Jerry Kopel

3/15/1996

This is a good news/bad news story. The good news is that General Electric Capitol Corporation (GECC) in Utah plans to move their chartered bank to Colorado if the Colorado legislature passes HB 1357 (carried by Rep. Schauer and Sen. Schroeder) and they "promise" to hire 200 employees.

The bad news is that they plan to use HB 1357 as a conduit for private credit cards issued to Home Depot customers around the nation, including Colorado Home Depot users. And they plan to use the interest rates permitted by HB 1357 as the charges to be levied on their customers in other states.

Well, that still doesn't sound like "bad" news, until you read the bill, which passed the House with 20 "no" votes, all Democratic.

This credit card will be issued under a "commercial credit plan" and carry a "maximum" of 45 percent interest, plus "additional" interest charges as follows:

1. A fee for getting the credit card.

2. A "transaction charge" for each purchase or loan.

3. A teller machine charge for each use of the card.

4. A minimum charge whenever there is an outstanding balance.

5. A late payment charge when payment is late.

6. Fees for services rendered. (This could be anything under the sun but it may be saying the "customer", not the bank, will bear the cost of those "200 employees" to be hired in Colorado.)

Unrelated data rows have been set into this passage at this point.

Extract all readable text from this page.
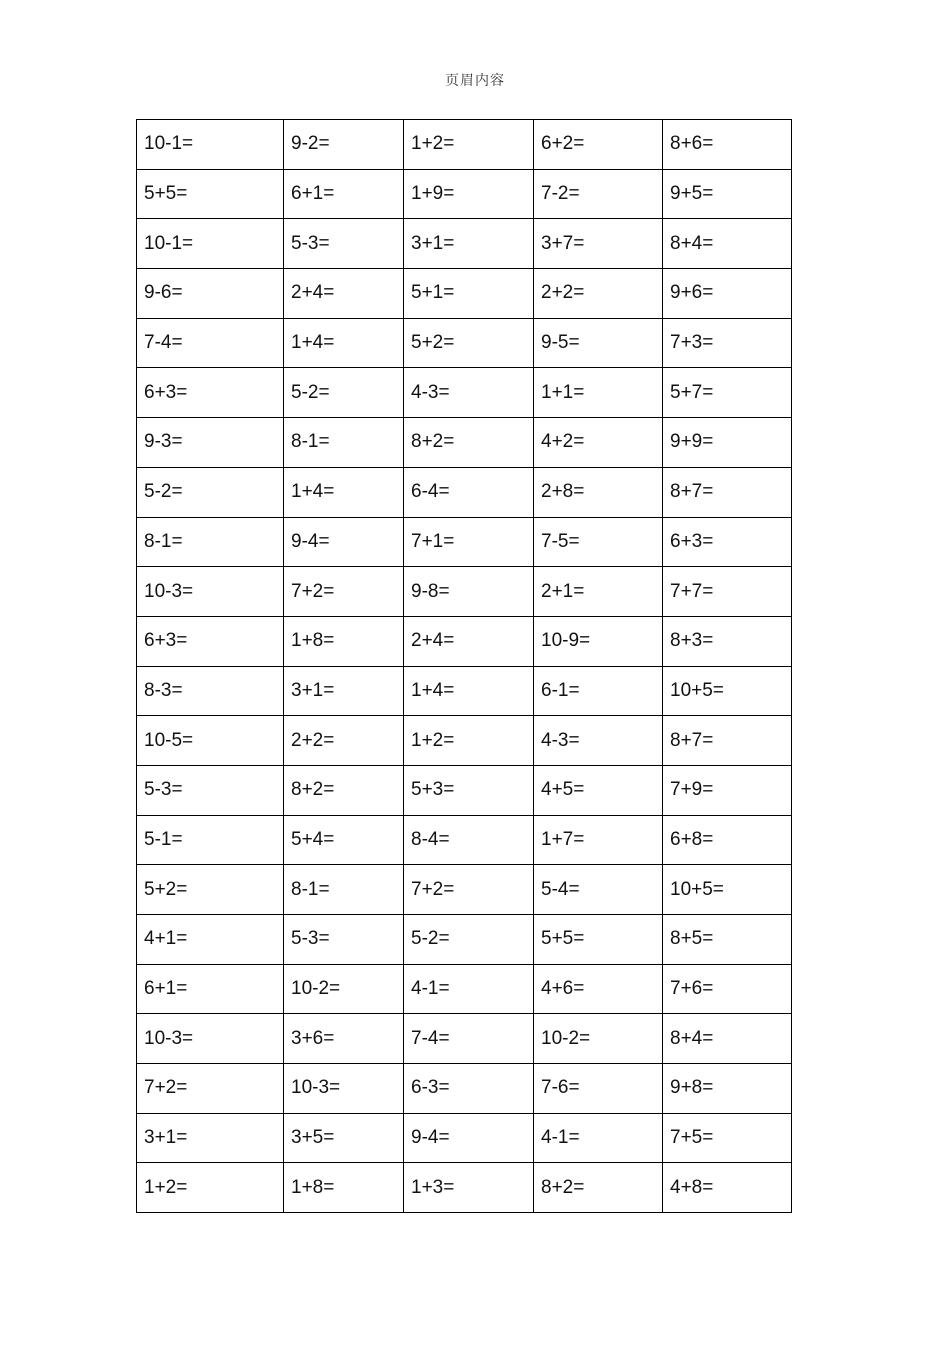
页眉内容
10-1=	9-2=	1+2=	6+2=	8+6=
5+5=	6+1=	1+9=	7-2=	9+5=
10-1=	5-3=	3+1=	3+7=	8+4=
9-6=	2+4=	5+1=	2+2=	9+6=
7-4=	1+4=	5+2=	9-5=	7+3=
6+3=	5-2=	4-3=	1+1=	5+7=
9-3=	8-1=	8+2=	4+2=	9+9=
5-2=	1+4=	6-4=	2+8=	8+7=
8-1=	9-4=	7+1=	7-5=	6+3=
10-3=	7+2=	9-8=	2+1=	7+7=
6+3=	1+8=	2+4=	10-9=	8+3=
8-3=	3+1=	1+4=	6-1=	10+5=
10-5=	2+2=	1+2=	4-3=	8+7=
5-3=	8+2=	5+3=	4+5=	7+9=
5-1=	5+4=	8-4=	1+7=	6+8=
5+2=	8-1=	7+2=	5-4=	10+5=
4+1=	5-3=	5-2=	5+5=	8+5=
6+1=	10-2=	4-1=	4+6=	7+6=
10-3=	3+6=	7-4=	10-2=	8+4=
7+2=	10-3=	6-3=	7-6=	9+8=
3+1=	3+5=	9-4=	4-1=	7+5=
1+2=	1+8=	1+3=	8+2=	4+8=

7. Returned payment charges.

8. Charges for furnishing copies such as sales slips, invoices, monthly statements.

9. Any similar fees or charges provided for in the agreement governing the commercial credit plan.

The agreement can include reasonable attorney's fees if the account of the debtor is referred for collection to an attorney, plus all court and other collection costs.

The bill provides the commercial credit plan shall be governed exclusively by HB 1357 and "shall not be subject to any other law of Colorado that otherwise would apply to the commercial credit plan including, but not limited to, laws limiting the amount or duration of credit or the rate or amount of interest or other charges that may be charged, taken, collected, received, or reserved."

A supposed defense to any legislative complaints is that "the purchases on credit are made or the loans are obtained primarily for business, commercial, investment, or agricultural purposes."

Notice the word "primarily", which is not defined. HB 1357 can include consumer sales or loans as long as the "primary" purpose is not consumer oriented. The creditor can take any security for the sale or loan "acceptable to the creditor." That security is NOT limited to the subject of the sale or loan. It can include a mortgage on your house, farm, car, furniture, accounts receivable.

GECC has indeed chosen the right state to initiate this monstrosity. The Colorado legislature long ago gave up any pretense to protecting users of credit. Actual interest rates under HB 1357 could easily reach 100 percent. To paraphrase a New Testament story: "Jesus chased the money lenders out of the Temple and into the basement of the state capitol building."

The last governor to play a major role in protecting users of credit was Governor Love, and his tenure did see positive changes in laws governing credit practices. During Gov. Lamm's earlier years, he also made certain credit users were not abused, but eventually he "accepted" at face value statements made by credit grantors who looked him in the eye and lied. Gov. Romer on the other hand, has never made any attempt to pretend to care about credit users and their problems.

The mythology is that anyone in "business" is credit-sophisticated and would not sign on to anything resembling this "commercial credit plan". The actuality will be in the number of Colorado bankruptcies that can flow from HB 1357.

And of course, there is an exception in HB 1357 to the crime of criminal usury for interest rates in excess of forty-five percent. That crime is a class 6 felony under CRS 18-15-104 and was passed in 1972 (during Gov. Love's tenure) and carried by Rep. Ron Strahle. HB 1357 states the "additional charges" which could be as high as 100 percent interest are "not criminal usury". There are present exceptions to the criminal usury law for fees and charges permitted by the Consumer Credit Code. The difference is that those fees and charges cannot rise beyond a statutory maximum. The additional "interest" under HB 1357 can climb to the heavens.

If the debt is in default, buyers or borrowers under the Commercial Credit Plan have no protection under the Colorado Collection Practices Act, because the legislature removed commercial debtors from that protection in 1995.

This bill is obviously not limited to the bill's "pushers". Any credit grantor can set up a "commercial credit plan" and most will.

It is NOT limited to credit cards. It can be any form of revolving account sales or loans.

The bill is now in the Colorado Senate. Between 1981 and 1988, fraudulent Colorado security offerings allowed by the Colorado legislature ruined innocent investors in other states. Under HB 1357, "Colorado" financial institutions will export "interest rates" as high as 100 percent to innocent credit users in other states, regardless of that other state's attempted restrictions on criminal usury.

Perhaps Colorado's tourism ads should read: "Colorado: Beautiful scenery and white collar thievery."